な、なんというマシンガンだ……ここまでゲームに対して低評価を放ってくる奴はいない。
「更生に手間取っている様子だな」
「ノックを」
「悪い悪い。こいつも良い奴なんだがな……少しゲームという麻薬に犯され過ぎたのだよ」
「もう無理です。この男から切り離すのは不可能かと」
「……そう言えばなんで俺の性格を変えるとかゲームを離すとか前提で進んでるんだ?」
俺の一言に平塚先生は大きくため息をつき、雪ノ下はこれ以上みてられるかと言った様子で俺から視線を外す。
「俺別に変わらなくていいし。そもそも友達いなくても別に生きてける。ソースは俺。小学校三年生から友達を失ったけど今まで普通に生きてこれたし」
雪ノ下は「戦争反対! 武装は全部捨てろ!」みたいな正論を言うかのような表情をしながら俺を見てくるが今度は視線を逸らす気はない。
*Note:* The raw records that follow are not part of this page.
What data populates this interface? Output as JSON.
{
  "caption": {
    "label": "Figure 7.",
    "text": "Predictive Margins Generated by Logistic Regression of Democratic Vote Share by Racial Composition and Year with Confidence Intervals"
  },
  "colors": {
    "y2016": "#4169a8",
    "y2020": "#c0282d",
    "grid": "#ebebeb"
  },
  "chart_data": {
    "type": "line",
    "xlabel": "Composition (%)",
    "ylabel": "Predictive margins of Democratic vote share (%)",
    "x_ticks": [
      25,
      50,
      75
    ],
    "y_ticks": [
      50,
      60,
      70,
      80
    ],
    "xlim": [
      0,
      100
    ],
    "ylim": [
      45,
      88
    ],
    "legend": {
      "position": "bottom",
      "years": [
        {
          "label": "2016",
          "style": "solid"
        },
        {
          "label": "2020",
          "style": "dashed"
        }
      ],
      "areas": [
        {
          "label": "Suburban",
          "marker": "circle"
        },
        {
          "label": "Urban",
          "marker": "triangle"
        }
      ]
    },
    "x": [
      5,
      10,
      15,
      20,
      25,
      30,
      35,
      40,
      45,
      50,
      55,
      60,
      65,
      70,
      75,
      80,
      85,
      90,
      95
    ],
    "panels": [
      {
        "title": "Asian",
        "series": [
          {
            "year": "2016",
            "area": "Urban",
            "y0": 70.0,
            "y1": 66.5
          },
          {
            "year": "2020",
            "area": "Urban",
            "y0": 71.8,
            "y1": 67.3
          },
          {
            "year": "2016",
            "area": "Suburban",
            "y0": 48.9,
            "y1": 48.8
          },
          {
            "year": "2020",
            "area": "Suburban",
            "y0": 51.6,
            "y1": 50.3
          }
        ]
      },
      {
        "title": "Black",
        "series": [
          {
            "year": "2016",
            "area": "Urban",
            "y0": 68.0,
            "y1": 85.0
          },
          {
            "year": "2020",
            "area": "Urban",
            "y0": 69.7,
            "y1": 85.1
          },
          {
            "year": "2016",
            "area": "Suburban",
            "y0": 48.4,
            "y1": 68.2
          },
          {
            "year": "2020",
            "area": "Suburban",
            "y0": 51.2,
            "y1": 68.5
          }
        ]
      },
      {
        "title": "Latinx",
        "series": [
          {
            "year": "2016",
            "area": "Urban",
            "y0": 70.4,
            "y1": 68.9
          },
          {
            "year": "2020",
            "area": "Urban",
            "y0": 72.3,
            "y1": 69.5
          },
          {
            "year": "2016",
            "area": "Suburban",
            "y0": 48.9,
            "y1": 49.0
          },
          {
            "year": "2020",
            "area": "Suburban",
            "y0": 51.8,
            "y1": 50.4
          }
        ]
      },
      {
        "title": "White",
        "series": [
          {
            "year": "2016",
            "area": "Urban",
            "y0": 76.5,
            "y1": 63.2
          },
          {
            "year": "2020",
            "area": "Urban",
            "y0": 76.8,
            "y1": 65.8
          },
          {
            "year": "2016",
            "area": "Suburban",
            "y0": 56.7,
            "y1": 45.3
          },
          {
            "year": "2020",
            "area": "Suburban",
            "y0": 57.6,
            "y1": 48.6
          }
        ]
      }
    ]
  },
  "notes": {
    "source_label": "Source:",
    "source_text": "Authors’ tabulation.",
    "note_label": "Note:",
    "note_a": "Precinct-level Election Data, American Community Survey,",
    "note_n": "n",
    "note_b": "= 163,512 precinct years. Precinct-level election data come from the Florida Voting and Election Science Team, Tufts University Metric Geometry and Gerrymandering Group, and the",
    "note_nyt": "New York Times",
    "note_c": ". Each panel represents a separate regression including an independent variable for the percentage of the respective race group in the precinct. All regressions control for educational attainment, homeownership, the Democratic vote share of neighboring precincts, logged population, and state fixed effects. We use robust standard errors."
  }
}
「貴方は変わらなければいけないレベルなのよ? 自覚していないの?」
「それはお前から見ての判断だろ。変わるか変わらないかは俺自身が決めることだろ」
「それは逃げよ。自分が可愛いだけのね」
「みんな自分が可愛い物だろ。自分には甘く、他人には厳しく。それが本質だろ。それに変わらないという選択だって立派な選択だろ。どっちつかずよりもはるかにいい」
「論点をずらさないでちょうだい。変わらないという選択とどっちつかずの良しあしの話ではないわ」
「変わるっていう事は過去の自分を否定して新しい自分を肯定するってことだろ。そんなもん……そんなもん出来たらとっくの昔にやってるわ」
ふと過去の記憶がよみがえる。
小学生の時、つい昨日まで遊んでいた友達からいじめを受け、笑いあって追いかけあう遊びから一方的に笑いながら殴られる遊びへとシフトした。
それは広がっていく。俺の知らぬところで。
変わりたいと思った。俺も今の俺を否定し、新しい自分となって違う道を進みたいと……でもそれは許されなかった。ちょっとでも変われば進む道を叩き潰され、結局前に戻される。
「自分を否定できないから……変わりたくても変われない奴だっているんだよ」
「…………そんなの……だれも救われないじゃない……過去の自分を否定できるようにする……それが奉仕部の活動目的よ」
何故かそう言う雪ノ下を見るとどこか俺に似た所を感じてしまう。
こいつもきっと俺と同じなんだ……否定したい自分がいるのに否定できない。それが自分の一部であることを知っているから……。
「なるほど……2人の正義がぶつかり合ったとき、古来より拳と拳をぶつけ合うというルールがある」
「え、それルールなんすか?」
「少年漫画のルールだよ。だってばよ然り漂白剤然りだ。君たちには勝負をしてもらう。異論は認めん。どちらの正義が正しいのか。勝者は私の独断と偏見で決める。ではな」
そう言い、先生は部室から出ていった。
……なんかよく分からんが勝負が始まってしまった……ゲームなら俺、負けないんだけどな。
そう考えていると完全下校時刻を知らせるチャイムが鳴り響いた。
雪ノ下はそれを聞くと俺に視線すら向けずに帰り支度をし、そのまま帰ってしまった。